Sinetron Dunia Terbalik dan Kampanye Kesetaraan Gender



Sinetron Dunia Terbalik  dan Kampanye Kesetaraan Gender



http://www.sibconline.com.sb/four-day-gender-workshop-completed/gender/


“Laki-laki itu berani,  kuat, meminpin dan yang paling penting, jangan mengerjakan pekerjaan rumah”,  atau dalam bahasa lain, “biarkan itu dikerjakan perempuan saja”. Kalimat tadi adalah salah satu pandangan umum yang selama ini melekat di Indonesia, mungkin juga di seluruh dunia.  Pandangan umum yang melahirkan ketidakadilan dan ketidaksetraan gender di Indonesia.
Tapi ternyata, cukup dengan sebuah sinetron saja yang saat ini sedang ramai ditonton dan ratingnya juga tinggi, pandangan tentang kegagahan seorang laki-laki seolah-oleh terbalik.
Entahlah, sinetron adalah salah satu hal yang sangat tidak kusukai.
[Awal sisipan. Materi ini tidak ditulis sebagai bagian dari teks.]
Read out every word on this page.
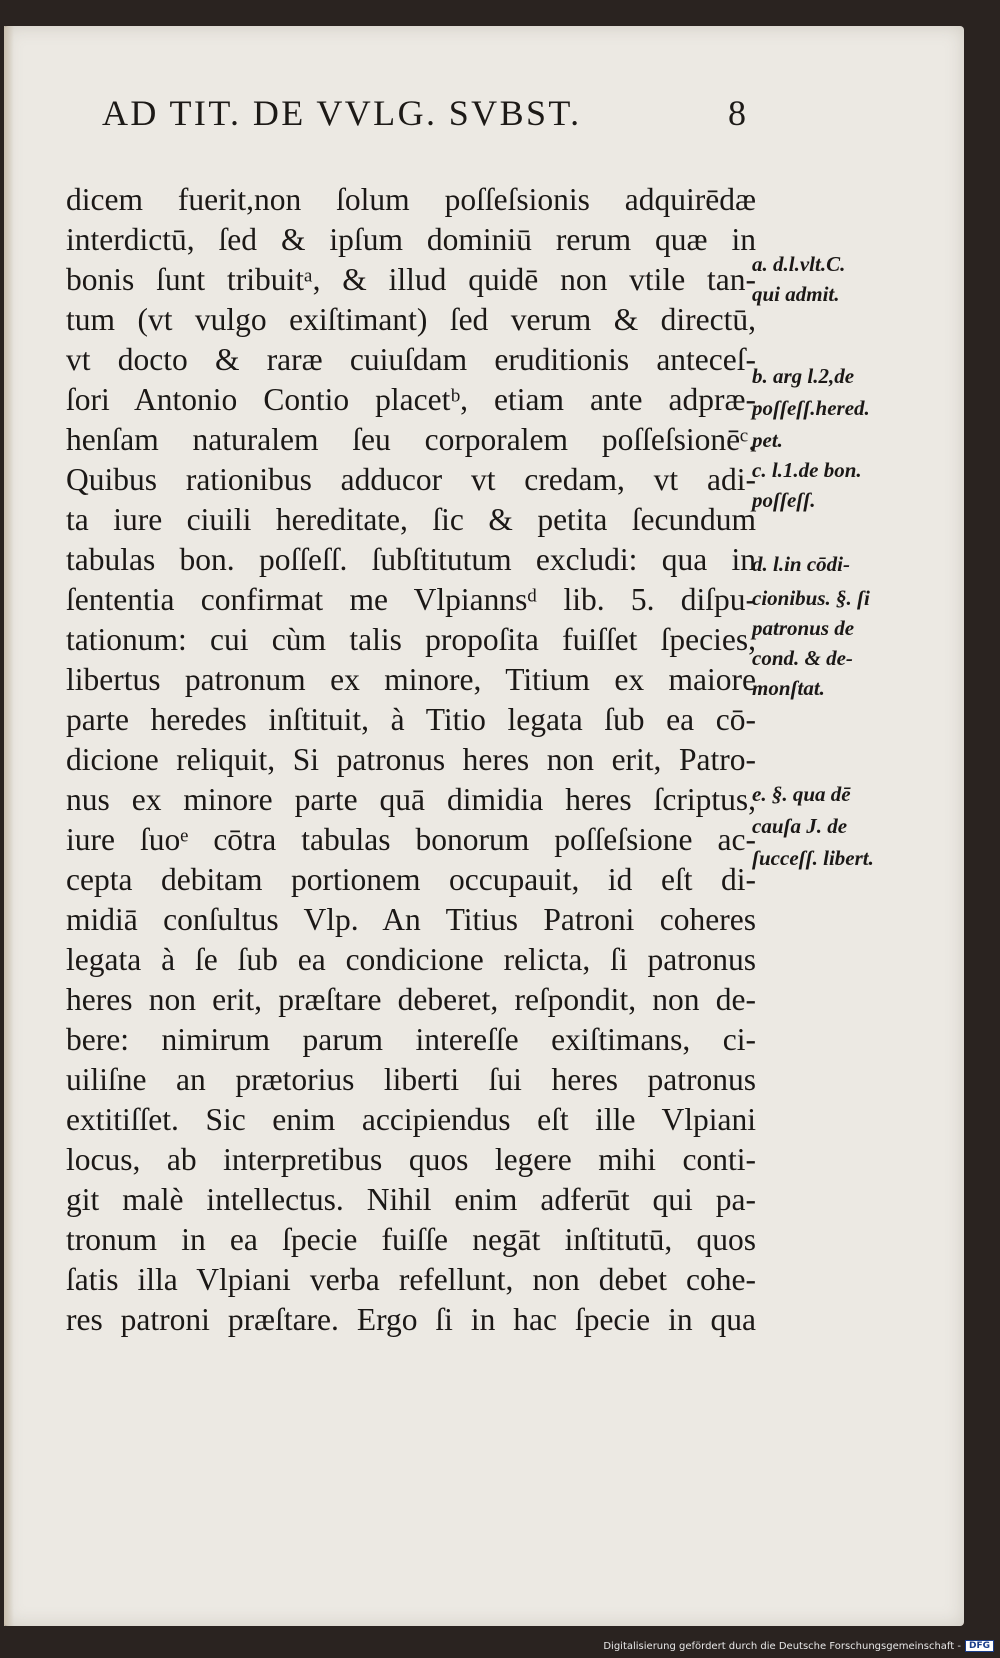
AD TIT. DE VVLG. SVBST.	8
dicem fuerit,non ſolum poſſeſsionis adquirēdæ
interdictū, ſed & ipſum dominiū rerum quæ in
bonis ſunt tribuitᵃ, & illud quidē non vtile tan-
tum (vt vulgo exiſtimant) ſed verum & directū,
vt docto & raræ cuiuſdam eruditionis anteceſ-
ſori Antonio Contio placetᵇ, etiam ante adpræ-
henſam naturalem ſeu corporalem poſſeſsionēᶜ.
Quibus rationibus adducor vt credam, vt adi-
ta iure ciuili hereditate, ſic & petita ſecundum
tabulas bon. poſſeſſ. ſubſtitutum excludi: qua in
ſententia confirmat me Vlpiannsᵈ lib. 5. diſpu-
tationum: cui cùm talis propoſita fuiſſet ſpecies,
libertus patronum ex minore, Titium ex maiore
parte heredes inſtituit, à Titio legata ſub ea cō-
dicione reliquit, Si patronus heres non erit, Patro-
nus ex minore parte quā dimidia heres ſcriptus,
iure ſuoᵉ cōtra tabulas bonorum poſſeſsione ac-
cepta debitam portionem occupauit, id eſt di-
midiā conſultus Vlp. An Titius Patroni coheres
legata à ſe ſub ea condicione relicta, ſi patronus
heres non erit, præſtare deberet, reſpondit, non de-
bere: nimirum parum intereſſe exiſtimans, ci-
uiliſne an prætorius liberti ſui heres patronus
extitiſſet. Sic enim accipiendus eſt ille Vlpiani
locus, ab interpretibus quos legere mihi conti-
git malè intellectus. Nihil enim adferūt qui pa-
tronum in ea ſpecie fuiſſe negāt inſtitutū, quos
ſatis illa Vlpiani verba refellunt, non debet cohe-
res patroni præſtare. Ergo ſi in hac ſpecie in qua
a. d.l.vlt.C.
qui admit.
b. arg l.2,de
poſſeſſ.hered.
pet.
c. l.1.de bon.
poſſeſſ.
d. l.in cōdi-
cionibus. §. ſi
patronus de
cond. & de-
monſtat.
e. §. qua dē
cauſa J. de
ſucceſſ. libert.
Digitalisierung gefördert durch die Deutsche Forschungsgemeinschaft - DFG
Tapi rupanya libur lebaran kemarin, karena aku kalah oleh Emak dalam hal penguasaan remote tv, akhirnya aku terpaksa menonton sinetron ! Dan sinetron itu adalah sebuah sinetron yang menggambarkan tentang permasalahan gender yang selama ini menjadi momok untuk diperbincangkan dan didiskusikan di Indonesia. Sinetron itu tidak lain dan tidak bukan adalah sinetron dunia terbalik di RCTI.
Seminggu aku dirumah dan menonton sinetron itu, pada awalnya menggelitik dan mengganggu -kebanggan diriku sebagai lelaki. Apakah laki-laki lain juga merasakannya ? Akan menarik jika ada riset kepada laki-laki yang sudah menonton sinetron itu. Salah satu hal yang cukup menggetarkan hati adalah ketika pemeran Akum minggat dari rumah karena merasa tidak dihargai oleh istrinya yang baru pulang dari kerja di luar negeri.
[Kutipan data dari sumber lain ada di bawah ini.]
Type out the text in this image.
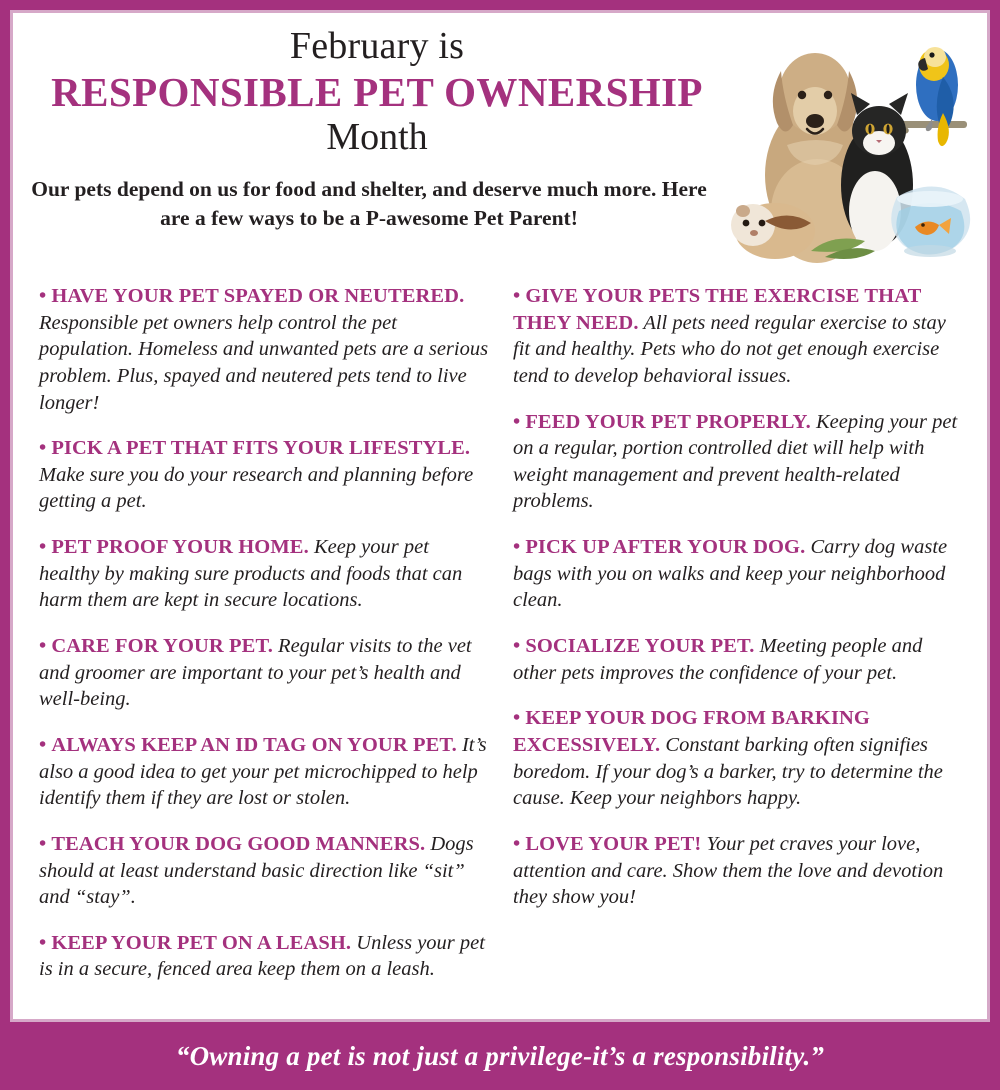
February is
RESPONSIBLE PET OWNERSHIP
Month
Our pets depend on us for food and shelter, and deserve much more. Here are a few ways to be a P-awesome Pet Parent!
• HAVE YOUR PET SPAYED OR NEUTERED. Responsible pet owners help control the pet population. Homeless and unwanted pets are a serious problem. Plus, spayed and neutered pets tend to live longer!
• PICK A PET THAT FITS YOUR LIFESTYLE. Make sure you do your research and planning before getting a pet.
• PET PROOF YOUR HOME. Keep your pet healthy by making sure products and foods that can harm them are kept in secure locations.
• CARE FOR YOUR PET. Regular visits to the vet and groomer are important to your pet’s health and well-being.
• ALWAYS KEEP AN ID TAG ON YOUR PET. It’s also a good idea to get your pet microchipped to help identify them if they are lost or stolen.
• TEACH YOUR DOG GOOD MANNERS. Dogs should at least understand basic direction like “sit” and “stay”.
• KEEP YOUR PET ON A LEASH. Unless your pet is in a secure, fenced area keep them on a leash.
• GIVE YOUR PETS THE EXERCISE THAT THEY NEED. All pets need regular exercise to stay fit and healthy. Pets who do not get enough exercise tend to develop behavioral issues.
• FEED YOUR PET PROPERLY. Keeping your pet on a regular, portion controlled diet will help with weight management and prevent health-related problems.
• PICK UP AFTER YOUR DOG. Carry dog waste bags with you on walks and keep your neighborhood clean.
• SOCIALIZE YOUR PET. Meeting people and other pets improves the confidence of your pet.
• KEEP YOUR DOG FROM BARKING EXCESSIVELY. Constant barking often signifies boredom. If your dog’s a barker, try to determine the cause. Keep your neighbors happy.
• LOVE YOUR PET! Your pet craves your love, attention and care. Show them the love and devotion they show you!
“Owning a pet is not just a privilege-it’s a responsibility.”
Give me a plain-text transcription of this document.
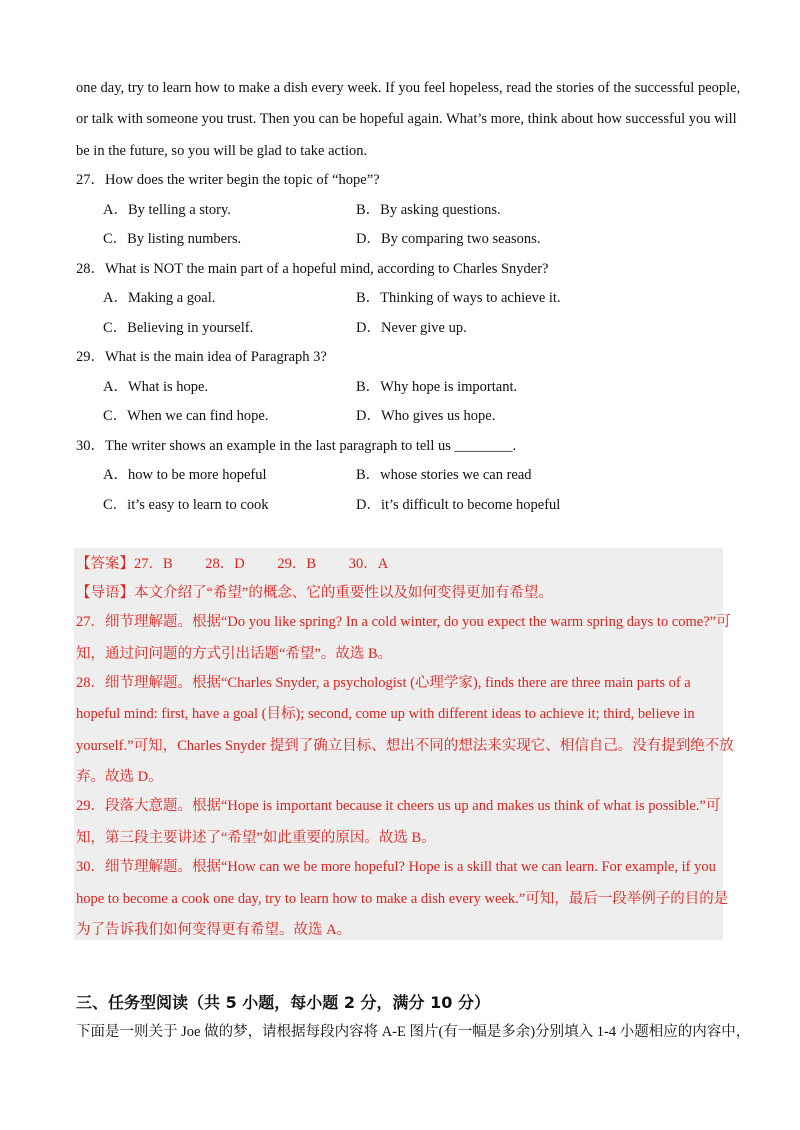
one day, try to learn how to make a dish every week. If you feel hopeless, read the stories of the successful people,
or talk with someone you trust. Then you can be hopeful again. What’s more, think about how successful you will
be in the future, so you will be glad to take action.
27．How does the writer begin the topic of “hope”?
A．By telling a story.	B．By asking questions.
C．By listing numbers.	D．By comparing two seasons.
28．What is NOT the main part of a hopeful mind, according to Charles Snyder?
A．Making a goal.	B．Thinking of ways to achieve it.
C．Believing in yourself.	D．Never give up.
29．What is the main idea of Paragraph 3?
A．What is hope.	B．Why hope is important.
C．When we can find hope.	D．Who gives us hope.
30．The writer shows an example in the last paragraph to tell us ________.
A．how to be more hopeful	B．whose stories we can read
C．it’s easy to learn to cook	D．it’s difficult to become hopeful
【答案】27．B　　 28．D　　 29．B　　 30．A
【导语】本文介绍了“希望”的概念、它的重要性以及如何变得更加有希望。
27．细节理解题。根据“Do you like spring? In a cold winter, do you expect the warm spring days to come?”可
知，通过问问题的方式引出话题“希望”。故选 B。
28．细节理解题。根据“Charles Snyder, a psychologist (心理学家), finds there are three main parts of a
hopeful mind: first, have a goal (目标); second, come up with different ideas to achieve it; third, believe in
yourself.”可知，Charles Snyder 提到了确立目标、想出不同的想法来实现它、相信自己。没有提到绝不放
弃。故选 D。
29．段落大意题。根据“Hope is important because it cheers us up and makes us think of what is possible.”可
知，第三段主要讲述了“希望”如此重要的原因。故选 B。
30．细节理解题。根据“How can we be more hopeful? Hope is a skill that we can learn. For example, if you
hope to become a cook one day, try to learn how to make a dish every week.”可知，最后一段举例子的目的是
为了告诉我们如何变得更有希望。故选 A。
三、任务型阅读（共 5 小题，每小题 2 分，满分 10 分）
下面是一则关于 Joe 做的梦，请根据每段内容将 A-E 图片(有一幅是多余)分别填入 1-4 小题相应的内容中，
Hal aneh dari minggatnya Akum itu adalah terbaliknya paradigm bahwa perempuan yang biasanya minggat dari rumah ketika ada perselisihan dalam rumah tangga. Terikan Esih, yang berkata, “Pergi kamu dari rumah ini ! Memberikan pesan yang mendalam, bahwa suaminya alias Akum tidak punya kekuasaan sama sekali dan melambangkan ketidakberdayaan seorang laki-laki ketika perempuan atau istrinya yang menjadi pemberi nafkah keluarga. Pandangan umum masyarakat Indonesia selama ini menggambarkan bahwa laki-laki atau suami yang wajib memberi nafkah. Dalam istilah lain disebut nafkah lahir.
Adegan lain yang juga cukup menggugah hati aku adalah ketika momen ketika para bapak-bapak belanja sayuran dan kemudian disindir oleh pemeran Dokter Clara yang seorang perempuan. Sebuah ilustrasi sederhana yang menggambarkan para suami menjalankan peran sebagai “ibu rumah tangga” dan itu dilihat oleh seorang perempuan.
Kedua adegan tadi, baik Akum minggat dari rumah maupun para suami yang berbenja sayuran dalam “kehidupan normal” adalah aktivitas biasa yang dilakukan oleh perempuan atau seorang istri. Sebuahb tatanan yang sudah dijalankan ratusan atau mungkin ribuan tahun dan kemudian membudaya dan menjadi gambaran tentang hak dan kewajiban perempuan.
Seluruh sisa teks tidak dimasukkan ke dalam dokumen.